This recent speech by Dr. James Schlesinger constitutes Necessary Viewing/Listening/Reading (depending on whether you prefer to read the text or watch the video). It’s also brief and easily digestible.
Schlesinger, in case you’ve forgotten, was the first U.S. Secretary of Energy, from 1977-79. Before that he was Chairman of the US Atomic Energy Commission, U.S. Secretary of Defense, and Director of Central Intelligence. As preserved and presented in this video, at this year’s ASPO-USA conference (Association for the Study of Peak Oil), he delivered a keynote speech in which he publicly stated the bald truth: there is no debate left over the reality of peak oil. It’s a simple, stark fact that oil production has peaked/is peaking/will imminently peak, and that this changes everything. What’s left uncertain is our political response to this fact.

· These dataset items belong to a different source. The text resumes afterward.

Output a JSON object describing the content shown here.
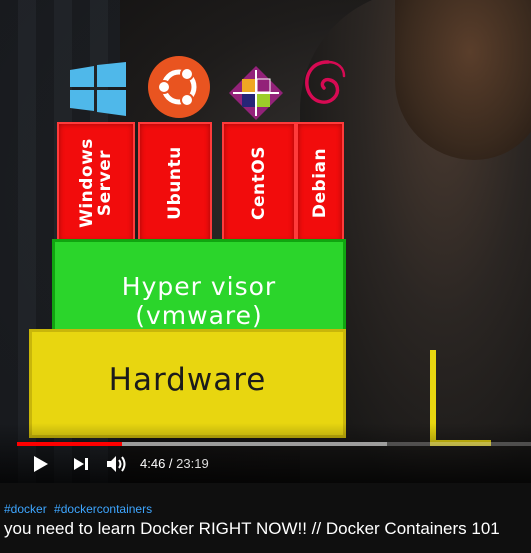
{
  "video": {
    "os_blocks": [
      {
        "label": "Windows\nServer"
      },
      {
        "label": "Ubuntu"
      },
      {
        "label": "CentOS"
      },
      {
        "label": "Debian"
      }
    ],
    "hypervisor_label": "Hyper visor (vmware)",
    "hardware_label": "Hardware",
    "logos": [
      "windows-icon",
      "ubuntu-icon",
      "centos-icon",
      "debian-icon"
    ]
  },
  "player": {
    "current_time": "4:46",
    "separator": " / ",
    "duration": "23:19",
    "progress_fraction": 0.2045,
    "buffered_fraction": 0.72,
    "accent": "#ff0000"
  },
  "hashtags": [
    "#docker",
    "#dockercontainers"
  ],
  "title": "you need to learn Docker RIGHT NOW!! // Docker Containers 101"
}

His comments lay out cleanly and clearly the reality of peak in a series of “first, second, third” statements, and advance a point that’s very sobering, and that bears sober reflection:
Acceptance by knowledgeable people is not enough. The political order should respond. Nonetheless, our willingness, let alone our ability to do anything serious about the impending inability to increase oil output is still a long way off. The political order responds to what the public believes today, not to what it may come to believe tomorrow. It is also resistant to any action that inflicts pain, or sacrifice, or those who vote. The payoff in politics comes from reassurance, perhaps precluded by a rhetorical challenge. Still, the challenge is clear, in both logic, and in the evidence.

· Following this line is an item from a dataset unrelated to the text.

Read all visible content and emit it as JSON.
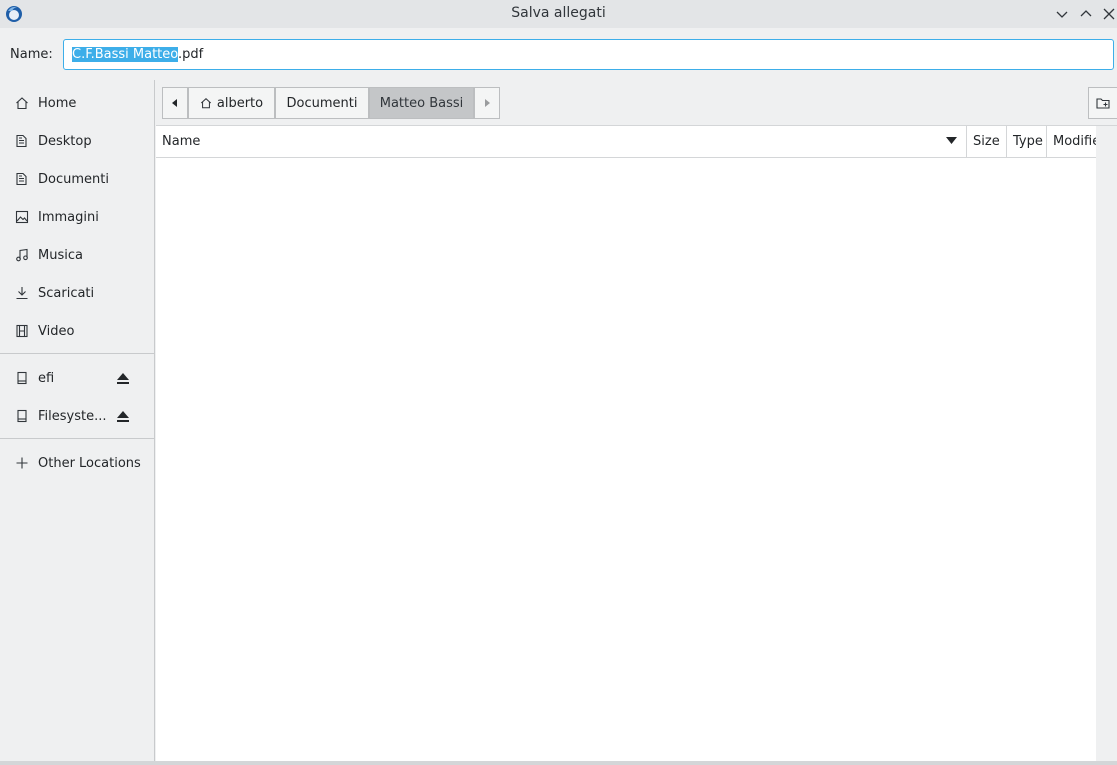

….Of course, there are uncertainties, which make timing predictions with regard to the peak risky: Iraq, which has been held back for a variety of reasons, may come along as one of those five new needed Saudi Arabias. Offshore Brazil and offshore oil elsewhere are promising. Shale gas, which is apparently coming in abundance, but is not of course oil, may somewhat alleviate the pressures on liquid fuels.

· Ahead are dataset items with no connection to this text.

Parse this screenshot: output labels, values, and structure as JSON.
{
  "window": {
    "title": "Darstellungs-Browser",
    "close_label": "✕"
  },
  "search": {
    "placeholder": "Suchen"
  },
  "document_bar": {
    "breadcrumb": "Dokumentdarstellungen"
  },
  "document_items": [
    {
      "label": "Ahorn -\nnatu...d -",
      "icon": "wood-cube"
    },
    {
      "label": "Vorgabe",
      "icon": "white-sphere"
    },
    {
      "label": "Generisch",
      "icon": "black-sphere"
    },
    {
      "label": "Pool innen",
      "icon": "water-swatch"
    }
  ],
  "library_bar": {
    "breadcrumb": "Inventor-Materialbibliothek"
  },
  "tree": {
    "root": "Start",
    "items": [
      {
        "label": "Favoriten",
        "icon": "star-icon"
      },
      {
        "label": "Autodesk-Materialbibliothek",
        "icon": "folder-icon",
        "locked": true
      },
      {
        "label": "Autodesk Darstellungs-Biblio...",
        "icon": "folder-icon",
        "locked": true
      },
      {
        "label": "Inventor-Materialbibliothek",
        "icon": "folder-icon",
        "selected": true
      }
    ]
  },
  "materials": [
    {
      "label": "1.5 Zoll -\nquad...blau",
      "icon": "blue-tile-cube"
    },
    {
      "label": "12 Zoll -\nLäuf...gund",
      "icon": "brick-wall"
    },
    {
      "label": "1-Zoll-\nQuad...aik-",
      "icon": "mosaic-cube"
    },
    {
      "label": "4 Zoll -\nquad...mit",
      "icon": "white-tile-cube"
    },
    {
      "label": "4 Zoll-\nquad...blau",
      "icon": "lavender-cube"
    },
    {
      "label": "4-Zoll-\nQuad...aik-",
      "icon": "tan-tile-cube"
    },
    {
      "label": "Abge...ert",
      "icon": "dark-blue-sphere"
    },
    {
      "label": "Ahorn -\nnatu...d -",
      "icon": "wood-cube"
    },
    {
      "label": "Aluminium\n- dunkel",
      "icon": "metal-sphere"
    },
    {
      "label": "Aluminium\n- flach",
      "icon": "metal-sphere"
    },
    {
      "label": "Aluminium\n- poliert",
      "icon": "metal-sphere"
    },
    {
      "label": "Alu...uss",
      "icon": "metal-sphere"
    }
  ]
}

But in general, we must expect to get along without what has been our critical energy source, in expanding the world’s economy for more than half a century.
Can the political order face up to the challenge? There is no reason for optimism. We are likely to see pseudo solutions, misleading alternatives, and sheer sloganeering: energy independence, getting off foreign oil, and the like. All of that sheer sloganeering we have seen to this point.
The political order, which abhors political risk, tends to rely on the Biblical prescription, “Sufficient unto the day, is the evil thereof.”